Il mito dell'intelligenza artificiale cosciente: perché l'intelligenza artificiale non può essere una persona

Il nuovo libro del famoso autore Michael Pollan "A World Appears" sfata l'idea che l'intelligenza artificiale possa mai raggiungere la vera coscienza come gli esseri umani. Esplora i limiti dell'intelligenza artificiale e perché non potrà mai eguagliare la profondità dell'esperienza umana.
Nel suo attesissimo nuovo libro, A World Appears, l'acclamato autore Michael Pollan affronta il tema fortemente dibattuto dell'intelligenza artificiale e della coscienza. Basandosi sulla sua vasta ricerca e sulle sue intuizioni filosofiche, Pollan rifiuta fermamente l'idea che i sistemi di intelligenza artificiale possano mai essere veramente considerati coscienti o possedere la stessa profondità di esperienza soggettiva degli esseri umani.
Al centro dell'argomentazione di Pollan c'è la differenza fondamentale tra il modo in cui l'intelligenza artificiale e il cervello umano elaborano le informazioni e danno origine alla consapevolezza cosciente. Sebbene i modelli di intelligenza artificiale possano eseguire compiti complessi, imitare il comportamento umano e persino mostrare un'apparente "intelligenza", Pollan sostiene che queste capacità sono in definitiva un riflesso della loro programmazione e dei vasti set di dati su cui sono addestrati, piuttosto che una genuina autoconsapevolezza o una vita mentale interiore.
Una delle distinzioni chiave evidenziate da Pollan è il ruolo dell'esperienza soggettiva in prima persona nella coscienza umana. Sostiene che l’intelligenza artificiale, non importa quanto sofisticata, non sarà mai in grado di replicare il ricco arazzo di sensazioni, emozioni e qualia che definiscono l’esperienza umana. I sistemi di intelligenza artificiale possono essere in grado di simulare questi aspetti della coscienza, ma non li sentiranno o sperimenteranno mai veramente nello stesso modo in cui lo fanno gli esseri umani.
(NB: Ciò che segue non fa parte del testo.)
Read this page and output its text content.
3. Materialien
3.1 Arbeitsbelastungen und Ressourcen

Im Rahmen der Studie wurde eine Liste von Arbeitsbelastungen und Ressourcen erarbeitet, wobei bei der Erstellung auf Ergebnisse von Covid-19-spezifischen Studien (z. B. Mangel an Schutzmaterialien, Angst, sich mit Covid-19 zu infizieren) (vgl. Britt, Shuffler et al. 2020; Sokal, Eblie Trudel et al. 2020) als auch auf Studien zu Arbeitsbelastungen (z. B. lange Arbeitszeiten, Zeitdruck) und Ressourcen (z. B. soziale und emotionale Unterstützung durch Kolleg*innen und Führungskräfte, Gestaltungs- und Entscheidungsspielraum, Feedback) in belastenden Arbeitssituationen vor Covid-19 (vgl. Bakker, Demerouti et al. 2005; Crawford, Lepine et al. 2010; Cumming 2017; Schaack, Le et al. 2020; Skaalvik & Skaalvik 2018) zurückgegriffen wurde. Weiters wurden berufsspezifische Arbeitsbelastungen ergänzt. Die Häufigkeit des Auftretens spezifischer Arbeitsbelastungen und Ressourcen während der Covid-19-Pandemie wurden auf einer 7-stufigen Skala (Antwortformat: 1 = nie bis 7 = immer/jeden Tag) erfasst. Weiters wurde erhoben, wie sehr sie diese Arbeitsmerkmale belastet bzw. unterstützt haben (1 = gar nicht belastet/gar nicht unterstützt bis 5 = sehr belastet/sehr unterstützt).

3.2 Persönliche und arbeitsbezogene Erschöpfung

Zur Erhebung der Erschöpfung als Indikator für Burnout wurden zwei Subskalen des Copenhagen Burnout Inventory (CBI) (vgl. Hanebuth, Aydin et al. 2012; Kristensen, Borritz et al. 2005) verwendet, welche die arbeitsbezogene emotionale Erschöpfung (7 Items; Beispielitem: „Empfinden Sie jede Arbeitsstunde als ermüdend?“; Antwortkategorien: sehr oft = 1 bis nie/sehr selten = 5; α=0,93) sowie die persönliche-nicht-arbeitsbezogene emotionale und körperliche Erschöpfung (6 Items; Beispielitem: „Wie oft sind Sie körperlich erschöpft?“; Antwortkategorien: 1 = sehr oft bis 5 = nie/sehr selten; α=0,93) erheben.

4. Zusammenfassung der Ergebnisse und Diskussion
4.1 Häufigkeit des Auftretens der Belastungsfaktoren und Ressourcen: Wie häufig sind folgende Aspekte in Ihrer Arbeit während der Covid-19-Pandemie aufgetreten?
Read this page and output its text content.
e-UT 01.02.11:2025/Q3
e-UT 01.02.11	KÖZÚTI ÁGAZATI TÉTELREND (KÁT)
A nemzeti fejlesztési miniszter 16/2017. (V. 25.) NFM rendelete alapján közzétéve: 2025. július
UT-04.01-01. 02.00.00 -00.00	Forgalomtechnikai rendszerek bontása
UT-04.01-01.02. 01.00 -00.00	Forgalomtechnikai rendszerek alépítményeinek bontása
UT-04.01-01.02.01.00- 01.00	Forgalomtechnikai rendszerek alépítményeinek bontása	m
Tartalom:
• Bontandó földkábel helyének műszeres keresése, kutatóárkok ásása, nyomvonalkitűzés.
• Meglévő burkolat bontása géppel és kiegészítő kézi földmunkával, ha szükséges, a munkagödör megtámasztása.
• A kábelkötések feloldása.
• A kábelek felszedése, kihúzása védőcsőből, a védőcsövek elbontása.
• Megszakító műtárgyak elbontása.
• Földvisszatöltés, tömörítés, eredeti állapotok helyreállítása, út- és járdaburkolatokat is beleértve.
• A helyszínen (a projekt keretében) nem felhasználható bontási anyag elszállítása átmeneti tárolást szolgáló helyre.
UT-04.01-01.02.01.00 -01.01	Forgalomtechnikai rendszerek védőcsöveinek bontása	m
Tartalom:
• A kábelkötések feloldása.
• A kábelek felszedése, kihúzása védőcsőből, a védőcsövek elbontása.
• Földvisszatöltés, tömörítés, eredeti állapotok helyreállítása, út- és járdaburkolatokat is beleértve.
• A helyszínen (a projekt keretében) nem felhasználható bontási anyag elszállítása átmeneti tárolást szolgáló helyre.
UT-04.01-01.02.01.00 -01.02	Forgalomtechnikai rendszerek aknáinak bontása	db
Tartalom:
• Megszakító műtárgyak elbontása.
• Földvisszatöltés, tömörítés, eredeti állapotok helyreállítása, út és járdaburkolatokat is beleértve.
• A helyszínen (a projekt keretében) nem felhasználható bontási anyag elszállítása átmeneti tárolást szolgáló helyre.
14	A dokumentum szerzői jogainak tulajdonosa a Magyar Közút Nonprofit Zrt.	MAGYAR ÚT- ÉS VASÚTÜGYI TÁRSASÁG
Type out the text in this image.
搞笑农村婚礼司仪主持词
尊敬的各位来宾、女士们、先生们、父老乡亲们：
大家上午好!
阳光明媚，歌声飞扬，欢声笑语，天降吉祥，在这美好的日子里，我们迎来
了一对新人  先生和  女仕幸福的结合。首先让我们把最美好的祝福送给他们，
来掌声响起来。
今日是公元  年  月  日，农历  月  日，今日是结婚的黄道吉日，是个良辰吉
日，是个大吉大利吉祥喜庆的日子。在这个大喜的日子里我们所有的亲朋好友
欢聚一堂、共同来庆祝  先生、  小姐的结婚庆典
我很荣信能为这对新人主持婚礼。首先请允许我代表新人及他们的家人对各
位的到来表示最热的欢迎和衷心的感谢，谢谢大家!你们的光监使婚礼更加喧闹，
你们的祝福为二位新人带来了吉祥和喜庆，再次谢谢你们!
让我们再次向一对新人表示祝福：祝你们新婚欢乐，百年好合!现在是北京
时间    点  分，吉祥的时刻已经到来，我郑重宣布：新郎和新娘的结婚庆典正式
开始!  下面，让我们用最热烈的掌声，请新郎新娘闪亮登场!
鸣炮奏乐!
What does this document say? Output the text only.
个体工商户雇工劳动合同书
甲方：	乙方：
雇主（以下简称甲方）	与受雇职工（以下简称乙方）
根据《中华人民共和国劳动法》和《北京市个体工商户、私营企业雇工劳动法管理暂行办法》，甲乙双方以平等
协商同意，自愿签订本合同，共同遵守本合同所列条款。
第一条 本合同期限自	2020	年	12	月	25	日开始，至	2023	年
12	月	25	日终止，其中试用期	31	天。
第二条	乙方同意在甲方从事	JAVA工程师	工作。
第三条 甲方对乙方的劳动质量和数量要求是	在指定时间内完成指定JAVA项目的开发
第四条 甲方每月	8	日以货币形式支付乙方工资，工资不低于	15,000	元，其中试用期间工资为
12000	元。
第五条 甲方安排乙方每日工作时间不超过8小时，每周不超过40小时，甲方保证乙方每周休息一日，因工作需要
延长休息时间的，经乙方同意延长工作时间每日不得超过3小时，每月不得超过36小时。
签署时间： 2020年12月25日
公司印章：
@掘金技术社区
Pollan approfondisce inoltre i limiti delle attuali architetture di intelligenza artificiale, come la loro dipendenza da una formazione ristretta e specifica per compiti e la mancanza del tipo di intelligenza generalizzata e illimitata che caratterizza la mente umana. Sostiene che, anche se l'intelligenza artificiale continua a progredire, rimarrà fondamentalmente diversa dalla natura olistica e incarnata della cognizione umana.
In tutto il libro, Pollan riconosce l'incredibile potenziale dell'intelligenza artificiale per aumentare e assistere le capacità umane in un'ampia gamma di settori. Tuttavia, mette in guardia contro la tentazione di antropomorfizzare l’intelligenza artificiale o di credere che possa mai replicare veramente la profondità e la ricchezza della coscienza umana. Il messaggio di Pollan è chiaro: l'intelligenza artificiale sarà sempre uno strumento, un'estensione dell'intelligenza umana, ma non sarà mai una persona.
Mentre il dibattito sulla natura della coscienza e sul futuro dell'intelligenza artificiale continua ad evolversi, A World Appears offre una prospettiva stimolante e ben ragionata che sfida le narrazioni prevalenti. L'analisi approfondita e le argomentazioni convincenti di Pollan scateneranno sicuramente discussioni più approfondite e una comprensione più sfumata dei limiti e delle possibilità dell'intelligenza artificiale.